Quanto às mortes por eletrocutamento, o monitoramento das linhas de energia permitiu detectar os postes mais perigosos que, apesar de serem apenas 1% do total na área, eram responsáveis por quase 20% das mortes das aves.

"A característica que os torna tão perigosos é que são construídos em concreto (que são condutores de eletricidade por serem construídos com aço por dentro) e têm uma alça do cabo elétrico acima deles. As aves podem ser eletrocutadas ao estar empoleiradas no poste e, ao mesmo tempo, tocar na alça suspensa."

De acordo com Sarasola, a solução foi simplesmente colocar essas alças abaixo do topo do pilar.

Mudando crenças

Para combater a perseguição das águias pelos moradores locais, os cientistas monitoraram e filmaram as presas das águias. "Analisamos mais de 600 presas e nenhuma delas era de gado doméstico, então, o motivo do conflito não era real."

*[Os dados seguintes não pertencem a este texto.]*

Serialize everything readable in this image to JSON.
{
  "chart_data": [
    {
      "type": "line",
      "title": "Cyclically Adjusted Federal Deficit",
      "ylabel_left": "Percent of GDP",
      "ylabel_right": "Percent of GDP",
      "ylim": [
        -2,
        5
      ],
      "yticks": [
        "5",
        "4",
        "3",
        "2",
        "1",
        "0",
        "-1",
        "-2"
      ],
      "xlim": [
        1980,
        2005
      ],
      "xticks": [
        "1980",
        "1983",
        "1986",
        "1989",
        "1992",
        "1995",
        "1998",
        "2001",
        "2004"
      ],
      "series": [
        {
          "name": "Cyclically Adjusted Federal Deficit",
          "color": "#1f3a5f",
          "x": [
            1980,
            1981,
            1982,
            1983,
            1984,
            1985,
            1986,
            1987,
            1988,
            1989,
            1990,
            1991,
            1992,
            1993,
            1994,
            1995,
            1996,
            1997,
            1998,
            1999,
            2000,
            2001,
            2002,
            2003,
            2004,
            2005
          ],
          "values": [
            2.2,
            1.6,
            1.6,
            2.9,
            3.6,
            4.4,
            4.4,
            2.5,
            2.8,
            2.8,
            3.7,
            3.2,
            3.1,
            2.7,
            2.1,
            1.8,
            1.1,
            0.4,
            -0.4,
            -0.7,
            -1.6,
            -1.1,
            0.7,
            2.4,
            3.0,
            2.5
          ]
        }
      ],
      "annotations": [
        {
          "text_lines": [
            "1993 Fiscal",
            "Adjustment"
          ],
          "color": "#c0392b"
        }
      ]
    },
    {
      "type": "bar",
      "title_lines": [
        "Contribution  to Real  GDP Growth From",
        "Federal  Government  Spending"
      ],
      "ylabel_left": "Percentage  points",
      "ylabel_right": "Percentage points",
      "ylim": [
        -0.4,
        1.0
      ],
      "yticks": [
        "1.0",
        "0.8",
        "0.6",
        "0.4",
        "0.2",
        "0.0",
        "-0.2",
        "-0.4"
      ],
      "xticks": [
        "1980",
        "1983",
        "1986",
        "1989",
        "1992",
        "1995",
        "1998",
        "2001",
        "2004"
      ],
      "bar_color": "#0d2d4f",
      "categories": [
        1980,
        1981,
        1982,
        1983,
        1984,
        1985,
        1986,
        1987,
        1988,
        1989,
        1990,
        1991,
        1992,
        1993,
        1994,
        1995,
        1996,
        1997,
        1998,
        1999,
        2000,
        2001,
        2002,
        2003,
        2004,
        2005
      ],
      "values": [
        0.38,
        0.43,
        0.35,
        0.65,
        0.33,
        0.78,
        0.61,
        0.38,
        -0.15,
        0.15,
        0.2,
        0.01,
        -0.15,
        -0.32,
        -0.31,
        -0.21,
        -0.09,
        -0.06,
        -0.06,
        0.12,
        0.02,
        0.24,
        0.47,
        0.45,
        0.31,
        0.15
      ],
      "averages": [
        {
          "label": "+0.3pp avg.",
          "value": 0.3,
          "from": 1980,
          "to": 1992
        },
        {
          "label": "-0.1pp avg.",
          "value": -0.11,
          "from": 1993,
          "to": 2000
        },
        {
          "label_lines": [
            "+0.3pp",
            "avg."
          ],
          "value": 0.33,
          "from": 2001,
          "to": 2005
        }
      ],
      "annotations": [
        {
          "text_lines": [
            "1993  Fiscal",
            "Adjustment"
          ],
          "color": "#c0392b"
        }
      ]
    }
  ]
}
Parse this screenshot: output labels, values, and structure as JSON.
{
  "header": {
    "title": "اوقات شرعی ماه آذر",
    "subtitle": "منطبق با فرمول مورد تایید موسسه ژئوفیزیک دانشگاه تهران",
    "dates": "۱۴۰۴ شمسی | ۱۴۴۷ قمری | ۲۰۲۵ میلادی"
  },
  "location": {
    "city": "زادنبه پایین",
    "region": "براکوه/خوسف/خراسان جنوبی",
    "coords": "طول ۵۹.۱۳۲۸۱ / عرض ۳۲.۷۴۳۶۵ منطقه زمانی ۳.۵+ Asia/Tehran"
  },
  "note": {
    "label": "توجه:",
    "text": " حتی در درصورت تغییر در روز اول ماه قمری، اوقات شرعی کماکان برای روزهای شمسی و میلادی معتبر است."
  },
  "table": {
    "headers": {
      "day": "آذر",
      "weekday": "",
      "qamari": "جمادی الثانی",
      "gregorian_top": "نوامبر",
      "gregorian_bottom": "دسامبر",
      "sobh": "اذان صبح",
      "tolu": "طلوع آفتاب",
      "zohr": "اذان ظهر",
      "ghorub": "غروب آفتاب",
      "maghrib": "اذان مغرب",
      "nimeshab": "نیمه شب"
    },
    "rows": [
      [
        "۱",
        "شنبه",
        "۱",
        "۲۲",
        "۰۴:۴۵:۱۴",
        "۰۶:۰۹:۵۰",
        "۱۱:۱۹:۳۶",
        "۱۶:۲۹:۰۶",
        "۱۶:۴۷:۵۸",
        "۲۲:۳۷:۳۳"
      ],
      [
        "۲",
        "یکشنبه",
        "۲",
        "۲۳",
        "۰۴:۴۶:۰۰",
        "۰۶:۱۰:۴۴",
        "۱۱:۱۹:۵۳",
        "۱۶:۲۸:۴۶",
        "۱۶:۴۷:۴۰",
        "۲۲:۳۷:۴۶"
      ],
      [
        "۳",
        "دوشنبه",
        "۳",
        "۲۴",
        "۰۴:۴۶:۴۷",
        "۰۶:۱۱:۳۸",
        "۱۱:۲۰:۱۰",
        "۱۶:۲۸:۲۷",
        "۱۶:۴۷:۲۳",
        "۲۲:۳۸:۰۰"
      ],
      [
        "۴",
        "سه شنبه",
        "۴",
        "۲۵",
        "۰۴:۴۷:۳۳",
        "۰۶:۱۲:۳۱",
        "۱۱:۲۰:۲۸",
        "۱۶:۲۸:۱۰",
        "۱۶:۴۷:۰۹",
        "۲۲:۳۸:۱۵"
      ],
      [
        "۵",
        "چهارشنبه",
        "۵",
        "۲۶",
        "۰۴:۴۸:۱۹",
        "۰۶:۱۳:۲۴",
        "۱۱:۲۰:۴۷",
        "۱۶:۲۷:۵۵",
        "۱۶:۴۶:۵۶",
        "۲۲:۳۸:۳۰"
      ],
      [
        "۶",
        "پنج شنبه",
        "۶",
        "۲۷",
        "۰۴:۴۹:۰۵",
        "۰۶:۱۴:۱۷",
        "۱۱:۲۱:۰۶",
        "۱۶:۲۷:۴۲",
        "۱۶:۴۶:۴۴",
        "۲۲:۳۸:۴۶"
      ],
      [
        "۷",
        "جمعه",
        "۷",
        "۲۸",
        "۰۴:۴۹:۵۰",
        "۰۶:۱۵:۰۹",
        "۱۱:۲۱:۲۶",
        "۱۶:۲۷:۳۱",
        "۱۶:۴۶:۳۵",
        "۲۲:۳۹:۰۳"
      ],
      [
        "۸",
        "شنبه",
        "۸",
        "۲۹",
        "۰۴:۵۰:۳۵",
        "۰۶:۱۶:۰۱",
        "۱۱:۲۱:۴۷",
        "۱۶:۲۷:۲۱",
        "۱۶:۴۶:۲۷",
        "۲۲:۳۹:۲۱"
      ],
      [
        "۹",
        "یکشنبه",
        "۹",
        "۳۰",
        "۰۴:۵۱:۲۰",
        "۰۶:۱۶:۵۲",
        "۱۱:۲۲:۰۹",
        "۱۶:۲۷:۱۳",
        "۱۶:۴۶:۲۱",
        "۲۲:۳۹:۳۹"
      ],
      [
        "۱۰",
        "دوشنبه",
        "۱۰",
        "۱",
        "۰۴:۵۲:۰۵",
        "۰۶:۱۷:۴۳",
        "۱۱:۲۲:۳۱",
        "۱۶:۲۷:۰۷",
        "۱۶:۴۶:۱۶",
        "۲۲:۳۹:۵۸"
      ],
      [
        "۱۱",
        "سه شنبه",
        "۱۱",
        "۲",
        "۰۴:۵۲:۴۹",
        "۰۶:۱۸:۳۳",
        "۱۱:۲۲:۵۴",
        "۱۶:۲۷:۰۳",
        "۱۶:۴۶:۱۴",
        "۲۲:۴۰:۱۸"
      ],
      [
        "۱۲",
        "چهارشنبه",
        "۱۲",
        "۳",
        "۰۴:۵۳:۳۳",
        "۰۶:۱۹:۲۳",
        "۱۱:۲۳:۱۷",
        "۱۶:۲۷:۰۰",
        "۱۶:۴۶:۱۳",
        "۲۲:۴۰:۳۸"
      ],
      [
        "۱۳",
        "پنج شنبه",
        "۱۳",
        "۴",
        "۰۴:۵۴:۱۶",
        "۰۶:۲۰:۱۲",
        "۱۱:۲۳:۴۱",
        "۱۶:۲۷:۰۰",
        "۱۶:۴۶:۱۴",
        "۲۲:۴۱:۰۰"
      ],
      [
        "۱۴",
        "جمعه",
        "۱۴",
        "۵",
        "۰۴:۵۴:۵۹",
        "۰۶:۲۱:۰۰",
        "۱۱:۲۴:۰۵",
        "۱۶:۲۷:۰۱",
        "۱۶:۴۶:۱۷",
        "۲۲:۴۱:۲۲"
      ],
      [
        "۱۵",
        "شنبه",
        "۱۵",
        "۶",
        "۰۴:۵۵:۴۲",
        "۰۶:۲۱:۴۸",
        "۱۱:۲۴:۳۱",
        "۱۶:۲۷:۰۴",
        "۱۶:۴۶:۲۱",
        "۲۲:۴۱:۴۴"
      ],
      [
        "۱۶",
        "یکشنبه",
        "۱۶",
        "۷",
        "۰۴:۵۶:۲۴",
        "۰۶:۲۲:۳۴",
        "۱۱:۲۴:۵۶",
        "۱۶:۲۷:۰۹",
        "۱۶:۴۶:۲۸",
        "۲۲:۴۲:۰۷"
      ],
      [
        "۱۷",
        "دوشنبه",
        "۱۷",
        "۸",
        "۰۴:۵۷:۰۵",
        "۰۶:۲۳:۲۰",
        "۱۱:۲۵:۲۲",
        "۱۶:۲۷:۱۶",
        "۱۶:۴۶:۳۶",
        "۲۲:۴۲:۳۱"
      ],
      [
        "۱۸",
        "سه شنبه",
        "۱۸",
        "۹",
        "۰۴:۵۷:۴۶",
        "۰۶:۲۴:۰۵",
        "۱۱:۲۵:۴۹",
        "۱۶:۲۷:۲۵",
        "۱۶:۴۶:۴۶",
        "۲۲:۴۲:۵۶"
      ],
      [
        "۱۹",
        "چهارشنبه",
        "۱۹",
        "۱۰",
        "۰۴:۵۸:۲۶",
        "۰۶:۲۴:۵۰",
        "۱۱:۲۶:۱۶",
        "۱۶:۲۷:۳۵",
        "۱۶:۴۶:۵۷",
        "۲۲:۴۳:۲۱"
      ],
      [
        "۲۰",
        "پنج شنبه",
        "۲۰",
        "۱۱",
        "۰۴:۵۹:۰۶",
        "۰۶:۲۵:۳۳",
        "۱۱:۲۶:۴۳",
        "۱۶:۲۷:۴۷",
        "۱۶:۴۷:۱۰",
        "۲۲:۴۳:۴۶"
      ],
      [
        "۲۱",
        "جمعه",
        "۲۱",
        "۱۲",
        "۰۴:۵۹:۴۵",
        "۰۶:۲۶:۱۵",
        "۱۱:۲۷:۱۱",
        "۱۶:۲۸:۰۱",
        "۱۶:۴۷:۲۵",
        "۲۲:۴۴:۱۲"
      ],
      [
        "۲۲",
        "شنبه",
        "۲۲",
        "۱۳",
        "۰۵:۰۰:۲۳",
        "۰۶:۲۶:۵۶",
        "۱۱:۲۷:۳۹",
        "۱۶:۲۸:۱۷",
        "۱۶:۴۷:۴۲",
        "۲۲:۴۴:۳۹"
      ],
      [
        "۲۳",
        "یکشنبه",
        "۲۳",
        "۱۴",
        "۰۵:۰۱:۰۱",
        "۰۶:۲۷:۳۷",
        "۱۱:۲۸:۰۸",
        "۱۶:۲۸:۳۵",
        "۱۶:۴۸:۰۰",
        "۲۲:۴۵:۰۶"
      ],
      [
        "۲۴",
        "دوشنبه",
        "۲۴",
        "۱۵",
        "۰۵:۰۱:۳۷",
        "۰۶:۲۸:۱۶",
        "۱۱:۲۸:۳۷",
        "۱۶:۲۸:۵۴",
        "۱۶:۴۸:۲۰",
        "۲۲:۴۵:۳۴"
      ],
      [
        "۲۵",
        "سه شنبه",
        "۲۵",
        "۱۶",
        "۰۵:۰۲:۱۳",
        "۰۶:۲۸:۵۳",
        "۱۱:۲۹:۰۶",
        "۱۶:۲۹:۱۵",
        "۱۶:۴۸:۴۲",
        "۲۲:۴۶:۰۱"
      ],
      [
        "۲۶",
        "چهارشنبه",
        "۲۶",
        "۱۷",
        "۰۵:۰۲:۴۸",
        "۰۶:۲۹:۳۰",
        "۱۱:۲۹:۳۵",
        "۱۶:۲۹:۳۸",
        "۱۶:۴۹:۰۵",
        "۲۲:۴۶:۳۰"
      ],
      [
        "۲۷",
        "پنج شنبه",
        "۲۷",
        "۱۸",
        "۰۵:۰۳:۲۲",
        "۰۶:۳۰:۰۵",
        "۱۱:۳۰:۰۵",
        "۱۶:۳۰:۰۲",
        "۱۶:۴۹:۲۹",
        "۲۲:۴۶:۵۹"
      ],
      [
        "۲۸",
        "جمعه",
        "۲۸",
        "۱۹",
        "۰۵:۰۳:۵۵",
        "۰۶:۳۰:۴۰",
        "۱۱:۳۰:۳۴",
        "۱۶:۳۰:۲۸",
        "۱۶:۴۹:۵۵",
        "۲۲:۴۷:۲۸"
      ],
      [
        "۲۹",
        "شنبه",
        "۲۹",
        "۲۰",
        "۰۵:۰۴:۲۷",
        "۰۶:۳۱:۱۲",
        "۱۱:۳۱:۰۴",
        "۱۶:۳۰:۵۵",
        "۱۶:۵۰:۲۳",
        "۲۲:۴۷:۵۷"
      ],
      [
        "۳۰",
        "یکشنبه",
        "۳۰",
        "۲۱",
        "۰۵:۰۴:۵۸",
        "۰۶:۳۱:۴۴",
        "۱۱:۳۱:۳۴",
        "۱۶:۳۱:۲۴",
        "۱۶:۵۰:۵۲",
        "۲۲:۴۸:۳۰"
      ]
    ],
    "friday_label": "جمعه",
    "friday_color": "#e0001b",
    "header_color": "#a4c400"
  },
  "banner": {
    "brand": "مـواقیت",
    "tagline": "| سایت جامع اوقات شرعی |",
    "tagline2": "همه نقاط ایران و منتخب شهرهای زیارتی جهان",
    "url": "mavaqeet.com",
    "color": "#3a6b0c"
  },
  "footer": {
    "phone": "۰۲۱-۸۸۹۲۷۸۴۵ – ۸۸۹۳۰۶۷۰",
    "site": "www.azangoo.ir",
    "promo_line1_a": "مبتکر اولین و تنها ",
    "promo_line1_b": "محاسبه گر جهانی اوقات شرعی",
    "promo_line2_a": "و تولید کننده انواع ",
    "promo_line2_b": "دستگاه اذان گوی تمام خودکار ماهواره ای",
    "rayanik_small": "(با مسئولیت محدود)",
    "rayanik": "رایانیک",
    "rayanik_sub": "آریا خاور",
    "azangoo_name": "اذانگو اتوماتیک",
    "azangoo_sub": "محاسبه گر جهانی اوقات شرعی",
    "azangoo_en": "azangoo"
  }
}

Os biólogos mostraram as filmagens e fotos de águias levando para seus ninhos presas de espécies silvestres como tatus, roedores e serpentes.

E explicaram a importância destas aves como predadores no topo da cadeia alimentar daquele ecossistema, ao se alimentarem de um grande número de serpentes venenosas e cobras.

Hoje, o conhecimento da espécie é muito maior. "Um exemplo disso é que, em dezembro de 2016, um artista local fez uma escultura de uma águia que logo foi colocada na praça principal da cidade de Santa Rosa, capital da província de La Pampa", diz o cientista.

A águia que chora

Sarasola percorreu milhares de quilômetros no oeste dos pampas argentino, uma zona árida de pouca densidade populacional, para levar sua mensagem às crianças. Os biólogos foram a escolas rurais para apresentar um documentário feito por Sarasola com o jornalista Matías Sapegno.

O filme A Águia que Chora conta a história verídica de um adolescente da região que descobre a espécie e seu ninho e participa com pesquisadores do estudo e monitoramento de uma águia-cinzenta jovem.

As crianças e suas famílias têm sido fundamentais nestes esforços, porque têm informações importantes sobre a localização dos ninhos e casais de águias. "É impossível reunir essas informações por conta própria em uma região tão vasta", afirma Sarasola.

As escolas visitadas pelos cientistas ficam em locais muito remotos e distantes de centros urbanos. Os alunos vivem nas escolas e voltam para suas casas a cada 15 ou 20 dias.

"Perguntamos nas conversas se eles conhecem alguma espécie que corre risco de extinção, e as referências deles são de outras espécies emblemáticas e conhecidas mundialmente, mas não vinculadas à sua realidade, como tigres e pandas", diz Sarasola.

"O que primeiro chama sua atenção é saber que vivem muito próximo de uma espécie nesta condição e que podem observá-la, com um pouco de sorte, no próprio pátio da escola ou em suas casas."